SHD B 5-34-12(A.D. 85, SHD B 5/34-12) 
   

L’adjudant général Évrard, chef de l’état-major de la 3e division de l’armée des Côtes-de-Brest, s’en offusque et dégaine sa plume pour faire part de son mécontentement aux officiers municipaux de Vannes. Sa lettre est datée du 16 nivôse an IV, le jour même des Rois, 6 janvier 1796 : 

« Je ne vois pas sans une surprise extrême que dans cette ville on fête la cidevant fête des tirans.

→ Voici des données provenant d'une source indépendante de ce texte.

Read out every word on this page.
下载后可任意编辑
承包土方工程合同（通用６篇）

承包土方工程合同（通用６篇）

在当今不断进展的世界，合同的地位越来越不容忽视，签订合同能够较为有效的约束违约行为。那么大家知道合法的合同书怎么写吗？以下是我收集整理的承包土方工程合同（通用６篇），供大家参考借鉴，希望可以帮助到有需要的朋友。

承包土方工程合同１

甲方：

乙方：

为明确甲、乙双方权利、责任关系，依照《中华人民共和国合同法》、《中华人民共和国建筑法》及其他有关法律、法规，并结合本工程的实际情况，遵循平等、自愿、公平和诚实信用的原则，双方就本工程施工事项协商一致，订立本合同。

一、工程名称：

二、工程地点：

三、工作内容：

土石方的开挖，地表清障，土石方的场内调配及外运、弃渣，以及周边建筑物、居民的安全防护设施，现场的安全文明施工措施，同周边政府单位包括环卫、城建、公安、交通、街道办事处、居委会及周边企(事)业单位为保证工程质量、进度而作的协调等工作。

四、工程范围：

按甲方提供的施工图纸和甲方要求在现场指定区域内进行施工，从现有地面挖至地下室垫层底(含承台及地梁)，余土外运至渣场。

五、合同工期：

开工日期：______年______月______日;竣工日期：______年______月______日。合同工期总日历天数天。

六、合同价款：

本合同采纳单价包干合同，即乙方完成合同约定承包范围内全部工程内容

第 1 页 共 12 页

Sommes nous au milieu des royalistes ou des républicains ? Comment pouvez vous l’autoriser ? Celle du 10 août (1) proclamée par le gouvernement détruit nécessairement celle de ce jour. Je compte sur votre civisme pour la faire cesser. Nulle boutique n’est ouverte aux républicains. » 

Source : Archives de la Vendée, Archives militaires de la guerre de Vendée conservées au Service historique de la Défense, SHD B 5/34-12

  1. La prise des Tuileries, le 10 août 1792, entraîna la chute de la monarchie.